If the point is that there are a lot of people who agree with Huckabee's sta ce... well, I don't know. I'm sure there are some, as there must be. Obviously the death penalty is popular in America and particularly so in the Republican Party so... huh?
Seems like a good ad to me.
People don't vote on "issues." They vote impulses-- that is, they do not look to see what a candidate claims his precise position is on ever single issue. They look for his general impulse -- on trade, is he basicaly pro or basically anti? On taxes-- raise 'em or lower 'em? On crime and punishment -- justice first or mercy first?
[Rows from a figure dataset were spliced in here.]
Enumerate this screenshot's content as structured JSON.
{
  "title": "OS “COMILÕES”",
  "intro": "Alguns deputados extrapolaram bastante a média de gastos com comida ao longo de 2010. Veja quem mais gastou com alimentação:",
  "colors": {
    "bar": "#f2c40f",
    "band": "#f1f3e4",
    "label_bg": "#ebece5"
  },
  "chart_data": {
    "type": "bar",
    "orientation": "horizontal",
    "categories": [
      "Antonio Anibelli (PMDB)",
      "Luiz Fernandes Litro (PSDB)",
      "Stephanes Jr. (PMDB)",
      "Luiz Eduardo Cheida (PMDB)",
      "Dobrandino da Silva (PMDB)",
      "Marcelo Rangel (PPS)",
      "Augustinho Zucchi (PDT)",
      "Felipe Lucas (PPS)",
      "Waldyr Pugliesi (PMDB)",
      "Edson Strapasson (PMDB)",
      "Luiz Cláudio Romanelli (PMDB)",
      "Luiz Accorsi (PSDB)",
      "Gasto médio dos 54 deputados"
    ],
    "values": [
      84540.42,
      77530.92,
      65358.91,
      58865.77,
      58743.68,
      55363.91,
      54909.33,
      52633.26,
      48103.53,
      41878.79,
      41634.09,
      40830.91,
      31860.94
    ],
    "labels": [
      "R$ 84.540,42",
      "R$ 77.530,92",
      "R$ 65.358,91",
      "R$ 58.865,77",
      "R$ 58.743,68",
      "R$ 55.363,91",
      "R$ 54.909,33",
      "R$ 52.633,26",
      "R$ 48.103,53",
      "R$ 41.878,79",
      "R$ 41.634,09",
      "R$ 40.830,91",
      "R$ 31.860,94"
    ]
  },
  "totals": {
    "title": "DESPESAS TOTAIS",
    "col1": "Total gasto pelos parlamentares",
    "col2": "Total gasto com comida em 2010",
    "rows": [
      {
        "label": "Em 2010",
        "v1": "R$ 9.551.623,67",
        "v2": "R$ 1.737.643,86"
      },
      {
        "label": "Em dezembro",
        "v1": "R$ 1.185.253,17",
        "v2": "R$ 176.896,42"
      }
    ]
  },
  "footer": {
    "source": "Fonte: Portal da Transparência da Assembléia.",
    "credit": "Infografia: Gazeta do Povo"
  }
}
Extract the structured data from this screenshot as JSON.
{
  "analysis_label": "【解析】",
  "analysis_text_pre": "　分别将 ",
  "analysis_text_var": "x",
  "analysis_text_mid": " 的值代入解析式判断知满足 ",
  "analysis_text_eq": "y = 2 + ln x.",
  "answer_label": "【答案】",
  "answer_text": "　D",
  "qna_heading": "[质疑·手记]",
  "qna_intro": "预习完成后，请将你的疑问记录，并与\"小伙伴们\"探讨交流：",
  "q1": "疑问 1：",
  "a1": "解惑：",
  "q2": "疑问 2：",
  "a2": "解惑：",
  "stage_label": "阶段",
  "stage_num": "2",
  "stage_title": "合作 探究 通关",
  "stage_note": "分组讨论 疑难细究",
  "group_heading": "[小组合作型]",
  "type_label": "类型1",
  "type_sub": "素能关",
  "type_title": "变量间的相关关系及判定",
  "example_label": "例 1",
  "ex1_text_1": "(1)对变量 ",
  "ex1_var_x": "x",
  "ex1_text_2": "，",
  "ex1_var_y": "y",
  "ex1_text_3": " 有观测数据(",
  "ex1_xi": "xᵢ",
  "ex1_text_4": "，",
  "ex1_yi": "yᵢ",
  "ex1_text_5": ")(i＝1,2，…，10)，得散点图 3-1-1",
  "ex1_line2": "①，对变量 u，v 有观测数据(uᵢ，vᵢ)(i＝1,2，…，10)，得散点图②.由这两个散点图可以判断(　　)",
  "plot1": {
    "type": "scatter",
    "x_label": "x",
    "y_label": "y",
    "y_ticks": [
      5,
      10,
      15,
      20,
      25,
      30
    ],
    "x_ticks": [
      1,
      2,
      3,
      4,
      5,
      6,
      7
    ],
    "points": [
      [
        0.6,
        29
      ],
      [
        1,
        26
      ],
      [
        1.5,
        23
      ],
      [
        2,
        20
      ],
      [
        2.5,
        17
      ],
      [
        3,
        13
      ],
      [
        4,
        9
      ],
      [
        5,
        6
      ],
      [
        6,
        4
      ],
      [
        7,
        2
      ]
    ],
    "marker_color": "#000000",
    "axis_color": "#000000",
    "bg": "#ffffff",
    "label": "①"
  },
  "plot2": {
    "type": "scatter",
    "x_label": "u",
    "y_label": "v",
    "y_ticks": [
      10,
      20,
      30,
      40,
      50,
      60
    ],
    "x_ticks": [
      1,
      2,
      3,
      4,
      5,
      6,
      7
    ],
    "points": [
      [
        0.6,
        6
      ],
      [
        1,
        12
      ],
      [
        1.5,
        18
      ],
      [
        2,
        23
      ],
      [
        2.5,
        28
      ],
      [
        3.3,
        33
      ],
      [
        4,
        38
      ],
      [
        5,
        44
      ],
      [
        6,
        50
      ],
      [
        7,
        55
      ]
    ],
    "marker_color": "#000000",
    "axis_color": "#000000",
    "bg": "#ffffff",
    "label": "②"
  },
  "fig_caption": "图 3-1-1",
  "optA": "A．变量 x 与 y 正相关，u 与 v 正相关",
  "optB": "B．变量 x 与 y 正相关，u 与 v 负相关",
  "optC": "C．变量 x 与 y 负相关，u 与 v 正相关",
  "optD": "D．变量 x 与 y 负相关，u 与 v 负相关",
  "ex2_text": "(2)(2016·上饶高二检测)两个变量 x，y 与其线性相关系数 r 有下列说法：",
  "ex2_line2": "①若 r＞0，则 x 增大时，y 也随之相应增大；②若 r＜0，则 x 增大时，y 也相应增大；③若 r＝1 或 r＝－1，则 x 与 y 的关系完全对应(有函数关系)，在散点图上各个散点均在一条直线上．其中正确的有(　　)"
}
I'm so tired of hearing from the left that we need a "substantive" discussion on the exact points of Obama's health care program vs. Hillary. Why? They're both fantasies anyway. Even if a health care plan were to be passed at all, it would be so changed by legislative bargaining as to look almost nothing at all like the starting presidential proposal.
As said in the Way of the Gun, "A plan is just a list of things that ain't gonna happen."
And so it is with Barack Obama. This is a powerful ad, I think, because it lets us know on what side of the justice/mercy line he's on. He's on the compassion/mercy/rehabilitation/let he who is without sin side of the divide.
That's important information. Why it's a wrong or crude to point that out is beyond me.